At this point, we understand the importance of the context of AI use rather than AI itself, since in order to carry out this assessment properly, the AI system should not be understood in isolation or based solely on the information provided by the supplier as its developer.
—AI must be understood within its context, which is where it will actually have a real impact. - Describe the period of time during which each high-risk AI system is expected to be used and the frequency with which it is expected to be used.

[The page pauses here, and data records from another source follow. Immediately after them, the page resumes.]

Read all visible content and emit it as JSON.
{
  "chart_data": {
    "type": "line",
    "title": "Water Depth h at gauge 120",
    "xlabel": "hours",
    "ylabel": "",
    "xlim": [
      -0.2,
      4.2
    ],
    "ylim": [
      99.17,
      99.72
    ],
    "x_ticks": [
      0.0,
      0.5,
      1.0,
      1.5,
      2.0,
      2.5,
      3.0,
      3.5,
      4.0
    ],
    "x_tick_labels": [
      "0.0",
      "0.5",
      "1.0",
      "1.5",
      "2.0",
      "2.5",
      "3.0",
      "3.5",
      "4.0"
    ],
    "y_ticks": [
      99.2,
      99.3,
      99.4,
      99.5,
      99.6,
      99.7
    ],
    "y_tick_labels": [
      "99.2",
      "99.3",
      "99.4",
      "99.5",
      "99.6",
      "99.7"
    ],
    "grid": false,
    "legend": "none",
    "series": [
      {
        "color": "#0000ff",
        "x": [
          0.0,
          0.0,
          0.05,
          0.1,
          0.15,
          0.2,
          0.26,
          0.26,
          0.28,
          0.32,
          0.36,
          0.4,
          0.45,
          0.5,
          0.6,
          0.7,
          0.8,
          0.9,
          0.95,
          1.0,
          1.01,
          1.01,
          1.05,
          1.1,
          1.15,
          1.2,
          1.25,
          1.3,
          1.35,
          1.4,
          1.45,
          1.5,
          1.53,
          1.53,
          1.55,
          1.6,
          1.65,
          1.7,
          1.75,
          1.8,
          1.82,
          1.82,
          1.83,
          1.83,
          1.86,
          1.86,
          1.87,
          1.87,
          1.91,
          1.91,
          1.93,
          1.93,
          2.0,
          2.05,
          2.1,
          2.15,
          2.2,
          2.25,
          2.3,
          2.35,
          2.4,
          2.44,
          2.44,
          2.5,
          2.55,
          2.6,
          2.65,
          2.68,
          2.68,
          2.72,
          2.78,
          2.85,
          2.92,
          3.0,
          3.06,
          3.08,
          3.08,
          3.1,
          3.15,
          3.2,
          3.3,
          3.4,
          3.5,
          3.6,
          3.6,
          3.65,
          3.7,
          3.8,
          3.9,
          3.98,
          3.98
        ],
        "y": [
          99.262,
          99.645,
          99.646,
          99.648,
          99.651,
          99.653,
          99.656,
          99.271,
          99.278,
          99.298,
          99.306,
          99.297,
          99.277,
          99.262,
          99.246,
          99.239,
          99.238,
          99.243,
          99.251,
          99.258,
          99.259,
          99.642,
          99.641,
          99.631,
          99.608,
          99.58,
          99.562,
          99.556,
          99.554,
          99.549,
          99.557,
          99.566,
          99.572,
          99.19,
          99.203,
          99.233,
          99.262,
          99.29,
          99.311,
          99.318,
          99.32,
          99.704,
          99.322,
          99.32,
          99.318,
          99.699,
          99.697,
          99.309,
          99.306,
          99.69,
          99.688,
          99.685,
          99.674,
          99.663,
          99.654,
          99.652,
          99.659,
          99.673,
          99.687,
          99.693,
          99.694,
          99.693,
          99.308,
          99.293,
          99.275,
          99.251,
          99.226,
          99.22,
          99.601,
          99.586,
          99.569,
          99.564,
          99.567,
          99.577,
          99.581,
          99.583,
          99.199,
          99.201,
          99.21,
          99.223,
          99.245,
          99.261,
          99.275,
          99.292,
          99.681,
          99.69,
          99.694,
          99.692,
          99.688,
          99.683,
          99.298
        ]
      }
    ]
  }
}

Identify the categories of individuals and groups that may be affected by its use in the specific context.
—For example: an AI system used in a medical centre aimed at patients and, specifically, likely to affect minors. - Identify the specific risks of harm that may affect the persons mentioned in the previous point.
- Describe the application of human oversight measures, in accordance with the instructions for use.
- The measures to be taken in the event that such risks materialise, including internal governance arrangements and redress mechanisms.
9. If we already have a prior DPIA, can we use it to carry out the EIDF?
Yes, in fact, Article 27.4 AI Act recognises this when it states that, if any of the obligations set out in Article 27 are already fulfilled by means of the Data Protection Impact Assessment (DPIA) carried out in accordance with Article 35 GDPR, the EIDF will complement that DPIA.
The implication of this statement is that if the DPIA has been carried out in relation to the processing of personal data that coincides with the business process that will be affected by a high-risk AI system, it is likely that we already have defined requirements such as the categories of individuals and groups that may be affected, as well as a description of the process itself. We would therefore already have a basis on which to expand any information that may be pending in order to fully understand an EIDF.
The AI Act should not be understood in isolation; rather, it is important that, as a first step, the applicable legislative framework for each entity be understood.
In this sense, it is natural that the person responsible for deployment coincides in most cases with the person responsible for processing and that, in turn, the provider that develops the AI system in question is considered the processor, insofar as it processes personal data on behalf of the controller.
■ Recital 10 of the AIAD expressly refers to the GDPR and the protection of personal data, and Article 10.5.f of the AIAD itself (in the context of obligations for high-risk AI systems) includes a requirement that records of processing activities must include the reasons why the processing of special categories of personal data was strictly necessary to detect and correct biases, and why that objective could not be achieved by processing other data.
10. What are the recommendations for organisations that are going to use or develop AI to comply with the AI Act?
It is recommended to start from the governance framework, drawing on management systems such as ISO 42001, which is the first international standard for the management of artificial intelligence (AI) systems.
It is also important to ensure AI literacy, in accordance with Recital (20) of the AI Act, so that suppliers, those responsible for deployment and the people affected have the necessary knowledge to make informed decisions about AI systems.
Finally, it is important to always maintain a risk-based approach, even if we have no legal obligation to do so as an organisation. This approach will allow us to anticipate the materialisation of risk situations that may arise in this changing environment, which is so exposed to new threats that are increasingly sophisticated and complex.
An organisation that begins to adopt AI systems must understand its role and responsibilities under the Artificial Intelligence Regulation (AI Act) and ensure that it has specialist advice from the outset to comply with the applicable regulations.